23. An isolated nucleic acid comprising a nucleic acid sequence encoding a mutant PYL polypeptide, wherein the polypeptide comprises at least one mutation that corresponds to one or more of V112L, F137I, T135L, T153I and V168A of SEQ ID NO: 1 ; or at least one mutation that corresponds to one or more of V83L, F108I, T106L, T 1241 and V139A of SEQ ID NO: 5; or at least one mutation that corresponds to one or more of V87L, F112I, T128I and V145A of SEQ ID NO: 7; or at least one mutation that corresponds to one or more of V107L, F132I, T148I and V168A of SEQ ID NO: 9 or a corresponding position in a homologous/orthologous sequence, wherein preferably the nucleic acid sequence encodes a PYL polypeptide as defined in SEQ ID NO: 2, 11 , 12 or 13 or a functional variant thereof.

24. The isolated nucleic acid according to claim 23, wherein the nucleic acid sequence comprises a PYL sequence as defined in SEQ ID NO: 4 or a functional variant thereof.

25. The isolated nucleic acid according to claim 23 or claim 24, wherein the nucleic acid does not have further mutations in the PYL polypeptide.

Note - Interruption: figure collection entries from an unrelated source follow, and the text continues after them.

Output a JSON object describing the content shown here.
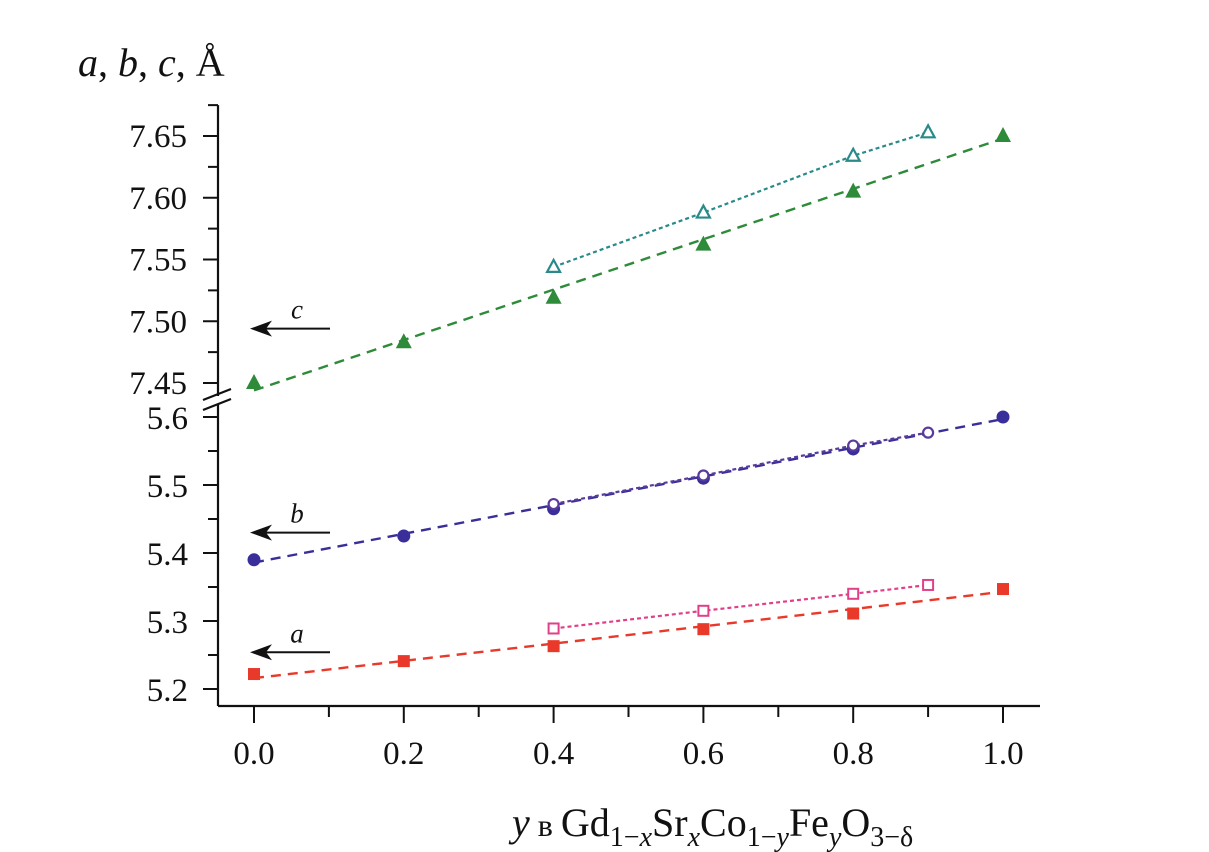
{
  "chart_data": {
    "type": "scatter",
    "title": "",
    "ylabel": "a, b, c, Å",
    "ylabel_parts": {
      "a": "a",
      "b": "b",
      "c": "c",
      "unit": "Å",
      "sep": ", "
    },
    "xlabel": "y в Gd1−xSrxCo1−yFeyO3−δ",
    "xlabel_parts": {
      "var": "y",
      "prep": "в",
      "formula": [
        {
          "t": "Gd",
          "s": null
        },
        {
          "t": "1−",
          "s": "sub"
        },
        {
          "t": "x",
          "s": "sub-italic"
        },
        {
          "t": "Sr",
          "s": null
        },
        {
          "t": "x",
          "s": "sub-italic"
        },
        {
          "t": "Co",
          "s": null
        },
        {
          "t": "1−",
          "s": "sub"
        },
        {
          "t": "y",
          "s": "sub-italic"
        },
        {
          "t": "Fe",
          "s": null
        },
        {
          "t": "y",
          "s": "sub-italic"
        },
        {
          "t": "O",
          "s": null
        },
        {
          "t": "3−δ",
          "s": "sub"
        }
      ]
    },
    "xlim": [
      -0.05,
      1.05
    ],
    "x_ticks": [
      "0.0",
      "0.2",
      "0.4",
      "0.6",
      "0.8",
      "1.0"
    ],
    "x_tick_values": [
      0.0,
      0.2,
      0.4,
      0.6,
      0.8,
      1.0
    ],
    "x_minor_ticks": [
      0.1,
      0.3,
      0.5,
      0.7,
      0.9
    ],
    "y_axis_broken": true,
    "y_upper": {
      "range": [
        7.445,
        7.675
      ],
      "ticks": [
        "7.45",
        "7.50",
        "7.55",
        "7.60",
        "7.65"
      ],
      "tick_values": [
        7.45,
        7.5,
        7.55,
        7.6,
        7.65
      ],
      "minor_ticks": [
        7.475,
        7.525,
        7.575,
        7.625,
        7.675
      ]
    },
    "y_lower": {
      "range": [
        5.175,
        5.605
      ],
      "ticks": [
        "5.2",
        "5.3",
        "5.4",
        "5.5",
        "5.6"
      ],
      "tick_values": [
        5.2,
        5.3,
        5.4,
        5.5,
        5.6
      ],
      "minor_ticks": [
        5.25,
        5.35,
        5.45,
        5.55
      ]
    },
    "grid": false,
    "legend": "none",
    "annotations": [
      {
        "text": "c",
        "axis": "upper",
        "x": 0.05,
        "y": 7.494,
        "arrow": "left"
      },
      {
        "text": "b",
        "axis": "lower",
        "x": 0.05,
        "y": 5.43,
        "arrow": "left"
      },
      {
        "text": "a",
        "axis": "lower",
        "x": 0.05,
        "y": 5.254,
        "arrow": "left"
      }
    ],
    "series": [
      {
        "name": "c (filled)",
        "param": "c",
        "axis": "upper",
        "marker": "triangle-filled",
        "color": "#2e8b3a",
        "line": "dashed",
        "fit": [
          7.444,
          7.648
        ],
        "x": [
          0.0,
          0.2,
          0.4,
          0.6,
          0.8,
          1.0
        ],
        "y": [
          7.45,
          7.483,
          7.519,
          7.562,
          7.605,
          7.65
        ]
      },
      {
        "name": "c (open)",
        "param": "c",
        "axis": "upper",
        "marker": "triangle-open",
        "color": "#2a8a8a",
        "line": "dotted",
        "x": [
          0.4,
          0.6,
          0.8,
          0.9
        ],
        "y": [
          7.544,
          7.588,
          7.634,
          7.653
        ]
      },
      {
        "name": "b (filled)",
        "param": "b",
        "axis": "lower",
        "marker": "circle-filled",
        "color": "#3a2f9a",
        "line": "dashed",
        "fit": [
          5.386,
          5.597
        ],
        "x": [
          0.0,
          0.2,
          0.4,
          0.6,
          0.8,
          1.0
        ],
        "y": [
          5.39,
          5.425,
          5.465,
          5.51,
          5.553,
          5.6
        ]
      },
      {
        "name": "b (open)",
        "param": "b",
        "axis": "lower",
        "marker": "circle-open",
        "color": "#5a3a9a",
        "line": "dotted",
        "x": [
          0.4,
          0.6,
          0.8,
          0.9
        ],
        "y": [
          5.472,
          5.514,
          5.558,
          5.577
        ]
      },
      {
        "name": "a (filled)",
        "param": "a",
        "axis": "lower",
        "marker": "square-filled",
        "color": "#e8392a",
        "line": "dashed",
        "fit": [
          5.216,
          5.343
        ],
        "x": [
          0.0,
          0.2,
          0.4,
          0.6,
          0.8,
          1.0
        ],
        "y": [
          5.222,
          5.241,
          5.263,
          5.288,
          5.311,
          5.347
        ]
      },
      {
        "name": "a (open)",
        "param": "a",
        "axis": "lower",
        "marker": "square-open",
        "color": "#e0408a",
        "line": "dotted",
        "x": [
          0.4,
          0.6,
          0.8,
          0.9
        ],
        "y": [
          5.289,
          5.315,
          5.34,
          5.353
        ]
      }
    ]
  }
}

26. A nucleic acid construct comprising the isolated nucleic acid according to any one of claims 23 to 25, wherein the nucleic acid is operably linked to a regulatory sequence, wherein preferably said regulatory sequence is a constitutive promoter, a strong promoter, an inducible promoter, a stress inducible promoter or a tissue specific promoter.

27. A host cell comprising the nucleic acid construct according to claim 26.

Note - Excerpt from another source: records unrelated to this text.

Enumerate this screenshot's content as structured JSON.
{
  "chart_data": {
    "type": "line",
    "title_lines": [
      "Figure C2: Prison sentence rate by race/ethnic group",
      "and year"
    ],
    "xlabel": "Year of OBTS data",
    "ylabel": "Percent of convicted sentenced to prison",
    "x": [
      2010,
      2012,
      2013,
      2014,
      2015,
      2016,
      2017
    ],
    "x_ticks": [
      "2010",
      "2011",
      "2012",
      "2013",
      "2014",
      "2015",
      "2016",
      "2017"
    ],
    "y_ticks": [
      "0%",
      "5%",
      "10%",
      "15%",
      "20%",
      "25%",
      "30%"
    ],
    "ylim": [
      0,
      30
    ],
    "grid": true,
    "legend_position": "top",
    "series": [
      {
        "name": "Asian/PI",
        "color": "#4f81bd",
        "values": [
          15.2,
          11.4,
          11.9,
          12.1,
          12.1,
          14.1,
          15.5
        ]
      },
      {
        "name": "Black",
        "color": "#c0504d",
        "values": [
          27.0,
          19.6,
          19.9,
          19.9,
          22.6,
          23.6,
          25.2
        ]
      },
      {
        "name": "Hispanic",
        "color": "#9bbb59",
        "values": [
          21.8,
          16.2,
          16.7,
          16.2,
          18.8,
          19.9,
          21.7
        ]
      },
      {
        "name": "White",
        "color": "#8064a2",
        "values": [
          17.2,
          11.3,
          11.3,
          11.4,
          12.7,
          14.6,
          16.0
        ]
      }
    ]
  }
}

28. A genetically altered plant or plant part thereof, expressing the isolated nucleic acid according to any one of claims 23 to 25 or the nucleic acid construct according to claim 26.

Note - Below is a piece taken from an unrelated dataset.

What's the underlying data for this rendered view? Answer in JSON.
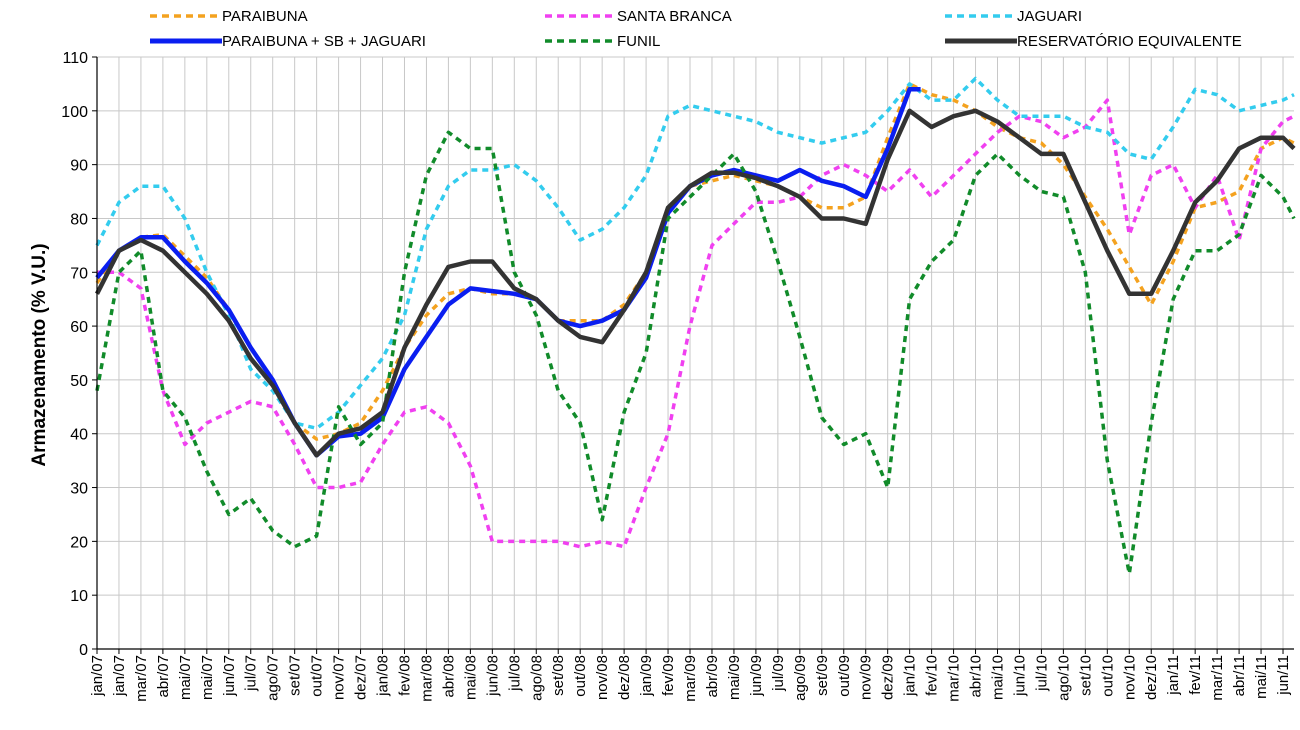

29. A genetically altered plant or part thereof wherein the plant comprises at least one mutation in at least one PYL or PYR gene, wherein the mutation results in at least one of the following mutations: V112L, F137I, T135L, T153I and V168A of SEQ I D NO: 1 ; or at least one of the following mutations: V83L, F108I , T106L, T124I and V139A of SEQ ID NO: 5; or at least one of the following mutations V87L, F112I, T128I and V145A of SEQ ID NO: 7; or at least one of the following mutations: V107L, F132I, T148I and V168A of SEQ ID NO: 9 or a corresponding position in a homologous/orthologous sequence.

30. The genetically altered plant according to claim 28 or claim 29, wherein the plant is a crop plant or biofuel plant, wherein preferably said crop plant is selected from maize, rice, wheat, oilseed rape, sorghum, soybean, potato, tomato, grape, barley, pea, bean, field bean, lettuce, cotton, sugar cane, sugar beet, broccoli or other vegetable brassicas or poplar. The genetically altered plant part according to any of claims 28 to 30, wherein the plant part is a seed. A method of inhibiting seed germination/prolonging seed dormancy in a plant or a method of activating ABA signalling and/or activating or increasing an ABA response, the method comprising applying a compound according to any one of claims 1 to 9, or a composition according to claim 10. A method of producing a plant with increased abiotic stress resistance, the method comprising introducing and expressing a nucleic acid according to any one of claims 23 to 25 or a nucleic acid construct according to claim 26 into a plant; or wherein the method comprises introducing at least one mutation into a plant genome, wherein the mutation is the addition of one or more additional copy of a mutated PYR/PYL polypeptide, wherein preferably, the mutated polypeptide comprises SEQ ID NO: 2, 11 , 12 or 13 or a functional variant or fragment thereof, and wherein the one or more additional copy of the mutated PYL/PYR polypeptide is operably linked to a regulatory sequence. A plant obtained or obtainable by the method of claim 33.